- We gebruiken de pretérito pluscuamperfecto om een handeling uit te drukken die al was uitgevoerd vóór een andere handeling.
- We gebruiken het om het voltooien van een handeling aan te geven vóór een andere.
- We gebruiken het ook om een conditie te beschrijven die al vervuld was vóór een specifiek moment.
- We vormen het met het werkwoord haber vervoegd in de imperfectum + het voltooid deelwoord van het bijbehorende werkwoord.

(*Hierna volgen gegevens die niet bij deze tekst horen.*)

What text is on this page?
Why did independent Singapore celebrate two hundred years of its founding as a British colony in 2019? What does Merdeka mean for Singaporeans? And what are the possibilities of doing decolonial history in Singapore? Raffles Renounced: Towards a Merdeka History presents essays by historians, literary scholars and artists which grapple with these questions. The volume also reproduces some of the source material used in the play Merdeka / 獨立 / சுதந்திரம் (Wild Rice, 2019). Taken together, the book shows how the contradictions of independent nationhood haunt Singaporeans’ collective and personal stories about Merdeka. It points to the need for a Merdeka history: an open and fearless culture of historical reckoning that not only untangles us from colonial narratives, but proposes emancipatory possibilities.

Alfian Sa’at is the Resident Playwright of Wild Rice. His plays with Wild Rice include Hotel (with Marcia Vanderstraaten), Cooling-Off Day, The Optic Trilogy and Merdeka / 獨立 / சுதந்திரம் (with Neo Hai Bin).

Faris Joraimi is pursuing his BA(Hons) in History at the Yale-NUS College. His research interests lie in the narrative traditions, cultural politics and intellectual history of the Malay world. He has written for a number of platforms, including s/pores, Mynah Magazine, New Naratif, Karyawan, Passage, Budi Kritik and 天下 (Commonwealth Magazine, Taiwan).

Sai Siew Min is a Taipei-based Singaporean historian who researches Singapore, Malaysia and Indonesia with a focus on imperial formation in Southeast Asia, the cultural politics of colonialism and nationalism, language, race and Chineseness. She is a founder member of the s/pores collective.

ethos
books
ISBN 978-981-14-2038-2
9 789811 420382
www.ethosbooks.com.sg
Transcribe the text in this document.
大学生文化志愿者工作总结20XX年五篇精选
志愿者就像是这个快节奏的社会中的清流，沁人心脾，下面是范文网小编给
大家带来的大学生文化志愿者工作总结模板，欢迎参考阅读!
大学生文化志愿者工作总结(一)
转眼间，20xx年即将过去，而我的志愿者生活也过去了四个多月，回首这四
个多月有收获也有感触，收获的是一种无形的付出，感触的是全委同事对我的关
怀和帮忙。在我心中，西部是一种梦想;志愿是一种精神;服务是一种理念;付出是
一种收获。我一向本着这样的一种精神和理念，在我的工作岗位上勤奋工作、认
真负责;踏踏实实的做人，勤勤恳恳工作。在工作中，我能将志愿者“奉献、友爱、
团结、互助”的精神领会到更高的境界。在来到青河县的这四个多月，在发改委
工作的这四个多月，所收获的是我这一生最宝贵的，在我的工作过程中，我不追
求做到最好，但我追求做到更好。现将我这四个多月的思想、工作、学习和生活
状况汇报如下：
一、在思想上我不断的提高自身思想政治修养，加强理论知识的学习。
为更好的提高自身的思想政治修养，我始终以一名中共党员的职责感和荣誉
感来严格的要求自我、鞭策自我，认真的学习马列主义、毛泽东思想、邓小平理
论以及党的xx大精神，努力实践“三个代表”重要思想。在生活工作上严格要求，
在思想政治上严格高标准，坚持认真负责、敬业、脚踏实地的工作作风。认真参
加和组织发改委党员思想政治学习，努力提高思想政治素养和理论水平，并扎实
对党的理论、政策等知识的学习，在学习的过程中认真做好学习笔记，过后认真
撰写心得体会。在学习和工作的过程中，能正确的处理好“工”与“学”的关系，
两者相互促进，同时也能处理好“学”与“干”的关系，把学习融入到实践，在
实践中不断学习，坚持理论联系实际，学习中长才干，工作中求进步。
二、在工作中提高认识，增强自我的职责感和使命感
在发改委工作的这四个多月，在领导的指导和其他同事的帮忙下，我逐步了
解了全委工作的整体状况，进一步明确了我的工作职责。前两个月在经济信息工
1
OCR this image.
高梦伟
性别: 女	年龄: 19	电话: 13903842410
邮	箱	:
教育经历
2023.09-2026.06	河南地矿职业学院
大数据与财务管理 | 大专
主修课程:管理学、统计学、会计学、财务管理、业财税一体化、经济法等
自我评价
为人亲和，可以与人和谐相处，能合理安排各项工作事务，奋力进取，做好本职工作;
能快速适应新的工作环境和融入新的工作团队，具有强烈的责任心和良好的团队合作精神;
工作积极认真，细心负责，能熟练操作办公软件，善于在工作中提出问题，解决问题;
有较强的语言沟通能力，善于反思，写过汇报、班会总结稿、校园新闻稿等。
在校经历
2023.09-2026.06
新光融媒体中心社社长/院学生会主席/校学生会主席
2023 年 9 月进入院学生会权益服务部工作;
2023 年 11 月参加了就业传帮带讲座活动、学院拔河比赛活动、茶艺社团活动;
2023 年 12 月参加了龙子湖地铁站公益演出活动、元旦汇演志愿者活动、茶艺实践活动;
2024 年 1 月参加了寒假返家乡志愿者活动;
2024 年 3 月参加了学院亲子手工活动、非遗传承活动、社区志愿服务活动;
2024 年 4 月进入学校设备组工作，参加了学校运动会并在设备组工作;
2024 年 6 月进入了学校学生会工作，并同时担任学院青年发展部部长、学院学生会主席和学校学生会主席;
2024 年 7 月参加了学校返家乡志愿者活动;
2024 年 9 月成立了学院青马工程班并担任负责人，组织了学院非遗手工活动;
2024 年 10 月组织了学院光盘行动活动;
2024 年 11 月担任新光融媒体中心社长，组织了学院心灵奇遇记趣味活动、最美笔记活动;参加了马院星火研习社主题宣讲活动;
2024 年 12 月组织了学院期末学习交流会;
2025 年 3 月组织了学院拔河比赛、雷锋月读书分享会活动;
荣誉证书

Pronombre | Verbo consultar | Ejemplo |
---|---|---|
Yo | Había consultado | Yo había consultado la imagen en internet antes de intercambiarla con mis amigos. (Ik had de afbeelding geraadpleegd op internet voordat ik deze met mijn vrienden uitwisselde.) |
Tú | Habías consultado | Tú habías consultado el nombre de usuario antes de abrirte una cuenta en la página web. (Jij had geraadpleegd de gebruikersnaam voordat je een account op de website aanmaakte.) |
Él/ella/usted | Había consultado | Él había consultado si era seguro descargarse el documento en su portátil. (Hij had geconsulteerd of het veilig was het document op zijn laptop te downloaden.) |
Nosotros/-as | Habíamos consultado | Nosotros habíamos consultado si teníamos conexión a internet antes de usar el ordenador. (Wij hadden geraadpleegd of we internetverbinding hadden voordat we de computer gebruikten.) |
Vosotros/-as | Habíais consultado | Vosotros habíais consultado la contraseña antes de iniciar sesión en la página. (Jullie hadden de wachtwoord geraadpleegd voordat je inlogde op de pagina.) |
Ellos/-as/ustedes | Habían consultado | Ellos habían consultado si era peligroso intercambiar imágenes con desconocidos por Internet. (Zij hadden geraadpleegd of het gevaarlijk was om afbeeldingen met onbekenden op internet uit te wisselen.) |
Oefening 1: Pretérito pluscuamperfecto de indicativo: morfología y usos
Instructie: Vul het juiste woord in.
habían puesto, había leído, habías introducido, habían consultado, habíais intercambiado, habíamos guardado, habíais comprobado, me había descargado
1.
Descargarse:
Cuando abrí la página web ya ... el documento necesario para completar el registro.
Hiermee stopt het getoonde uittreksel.